The commission’s discussion paper suggested that if a proposed poker machine operator fell within close proximity of a pawnbroker or payday lender, it could mean a refusal of licensing. Other entities within two kilometres of a gaming venue that could be considered as part of the community interest test include schools, places of worship, shopping centres, sports and community facilities, childcare centres, hospitals, welfare services, aged care facilities and problem gambling support services.
Other factors that could be taken into consideration under the community interest test include the age and gender distribution of an area where a gaming license is requested. For example, the 18-24 age group has been identified as being at particularly high risk of developing gambling problems, so age distribution could be a key factor when determining an electronic gaming license for a particular area.
Education levels, average income, socio-economic indexes, population and projected growth, unemployment levels, ethnicity, occupations and housing costs are all suitable factors to be taken into consideration when determine a venues application for a new gaming license.
Pokies Reform coalition spokeswoman Meg Webb said she would like to see local businesses included in the community interest test as poker machines take money away from all local businesses.
“The presence of pawnbrokers and payday lenders is an indication there’s already an issue there with people and poker machines,’’ Ms Webb said. “That’s an indication of why you would not put more there.’’
Deputy General Manager of the Tasmanian Hospitality Association, Greg Astell, disagreed with Ms Webb, saying it would be a step too far to include businesses in the community interest tests.

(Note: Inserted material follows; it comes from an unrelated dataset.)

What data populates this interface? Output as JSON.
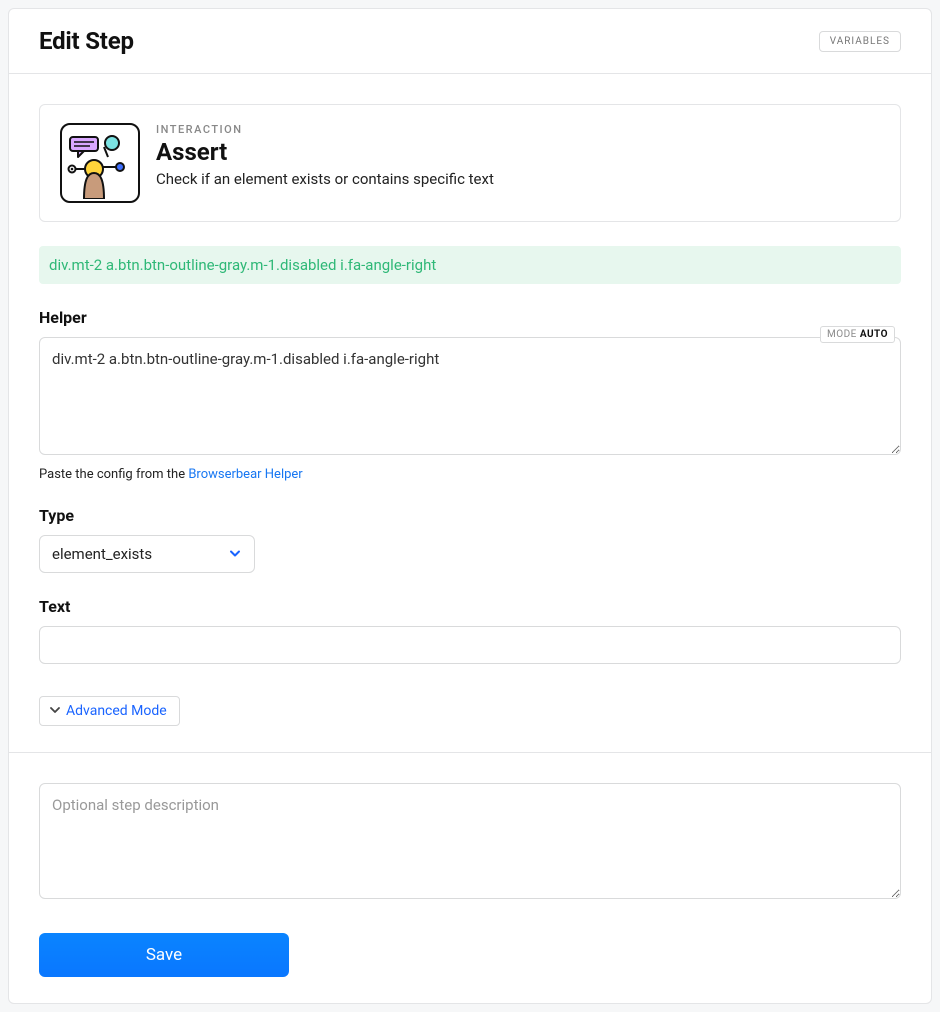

He said, “I believe we have enough regulations in place that cover that. We have got local government planning and zoning — we are highly regulated as it is.’’
Public submissions on the discussion paper must be sent by the 27th of February. If you have a view you’d like to contribute, email your response to [email protected] or post to:
Mr Greg Partridge
Liquor and Gaming Branch Department of Treasury and Finance GPO Box 1374
Hobart TAS 7001
The requirements of the community interests test are expected to be finalised by June 2017.